As part of national HIV awareness month in July Morning Edition has been looking at the state of the global fight against HIV and AIDS.

This morning we hear about how a recent change in public policy intended to reform HIV care will deplete services in Kansas and many other mid-western states.

Two years ago the Obama Administration released the nation’s first ever strategy to combat HIV and AIDS.

The strategy aims to increase access to care and improve health outcomes for those who know they are infected, reduce infection rates in high-risk communities, and increase the coordination between HIV programs nationwide.

Travis Barnhart, the HIV prevention director at the Kansas department of health and environment, says for Kansas this meant cuts.

“One of the major things that really impacted Kansas when that came out was that the national HIV AIDS strategy really focuses on putting funding where the epidemic is occurring most,” says Barnhart.

“So in low incidence states like Kansas where we don’t have a lot of new HIV infections every year, that meant that we were getting a prevention funding cut, whereas areas that have a higher amount of HIV prevalence and incidence the funding shifted around so they are getting more money.”

This year was the first year those cuts were felt in Kansas, and further cuts will be implemented over the next 4 years, taking the state HIV prevention budget from $1.7 million in 2011 to between $800,000 and $1 million in 2016.

Barnhart says the Center for Disease Control and Prevention, which administers the federal funds to states, has de-prioritized programs that reach out to high-risk individuals that test negative for HIV.

“They really want us to focus more on working with people who have HIV already to change their behavior so they aren’t infecting people with HIV through their sexual behaviors or other behaviors,” he says.

For Positive Directions, an AIDS service organization in Wichita, this year’s funding cuts amounted to about $50,000.

Executive Director Cody Patton says along with the cuts from the CDC, funding sources all around have been getting tighter, forcing him to reach out to his supporters.

“That was the first time in 20 years that I sent out a letter that said, hey things are getting tight,” says Patton.

Positive directions has had a number of prevention programs since it began in 1991, including outreach programs for sex workers and their client.

Their most recent program targets leaders in the gay community, educating them to talk about HIV and safer sex in their social circles.

Under the new CDC strategy there will be no funding for prevention in Kansas, aside from testing and condom distribution.

“It is going to leave the Midwest and lower incidence states struggling to figure out how to do prevention,” says Patton, “and what is going to happen in places like Wichita?”

“Sedgwick county is the largest populated in the state, it also has the largest number of HIV. If there’s not somebody getting the message out to somebody on an ongoing basis, what is going to happen?”

Bert Pearce is the prevention coordinator at Positive Directions.

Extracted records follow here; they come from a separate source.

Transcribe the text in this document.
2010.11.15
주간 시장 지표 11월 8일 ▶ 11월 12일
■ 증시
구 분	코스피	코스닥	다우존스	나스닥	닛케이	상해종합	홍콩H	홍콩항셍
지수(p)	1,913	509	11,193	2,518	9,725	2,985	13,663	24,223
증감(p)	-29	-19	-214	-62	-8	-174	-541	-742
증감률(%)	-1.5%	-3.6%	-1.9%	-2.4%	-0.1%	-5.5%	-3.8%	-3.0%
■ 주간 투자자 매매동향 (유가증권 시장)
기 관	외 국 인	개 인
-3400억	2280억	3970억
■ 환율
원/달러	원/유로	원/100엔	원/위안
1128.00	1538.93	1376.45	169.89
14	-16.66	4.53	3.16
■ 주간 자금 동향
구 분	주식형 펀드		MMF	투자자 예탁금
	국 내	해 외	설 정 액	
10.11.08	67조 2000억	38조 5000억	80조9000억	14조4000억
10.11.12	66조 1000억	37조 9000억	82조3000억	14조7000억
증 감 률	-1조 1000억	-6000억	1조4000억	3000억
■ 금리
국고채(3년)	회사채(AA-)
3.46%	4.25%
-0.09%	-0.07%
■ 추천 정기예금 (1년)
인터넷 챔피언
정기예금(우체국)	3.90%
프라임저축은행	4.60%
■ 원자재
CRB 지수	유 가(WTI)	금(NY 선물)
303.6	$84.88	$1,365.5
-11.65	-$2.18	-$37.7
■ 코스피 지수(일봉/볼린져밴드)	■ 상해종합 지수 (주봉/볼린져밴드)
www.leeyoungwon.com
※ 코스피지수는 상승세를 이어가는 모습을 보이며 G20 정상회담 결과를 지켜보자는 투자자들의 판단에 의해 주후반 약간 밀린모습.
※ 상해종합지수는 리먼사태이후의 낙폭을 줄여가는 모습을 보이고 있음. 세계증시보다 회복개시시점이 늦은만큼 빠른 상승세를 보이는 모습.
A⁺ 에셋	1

He says outreach is an important part of treating HIV and AIDS in the community.

“An infection is a situation that is frustrating and that we believe shouldn’t be happening,” he says, “and getting that information out to people is the best chance that we have at stemming those infections, but if we don’t have the programming its going to be hard to do.”

Patton says while on one level he understands the CDC’s new approach of funding the most affected areas, he doesn’t think they looked at the whole picture.

“What I don’t think they took into consideration is what states put in money, what cities put in money for prevention.”

“Kansas doesn’t put but a drop into the bucket. Wichita puts nothing, Sedgwick County puts nothing,” says Patton.

“Those big metropolitan areas, they have huge corporations and businesses, it is easier when they do fundraisers to get corporate sponsorships through them, Wichita, we are Midwest, HIV is not a big priority.”

With private funding Positive Directions will be able to continue it’s prevention programs through the year.

Unless Patton is able to get alternative funding, prevention will be scratched from it’s list of services come January.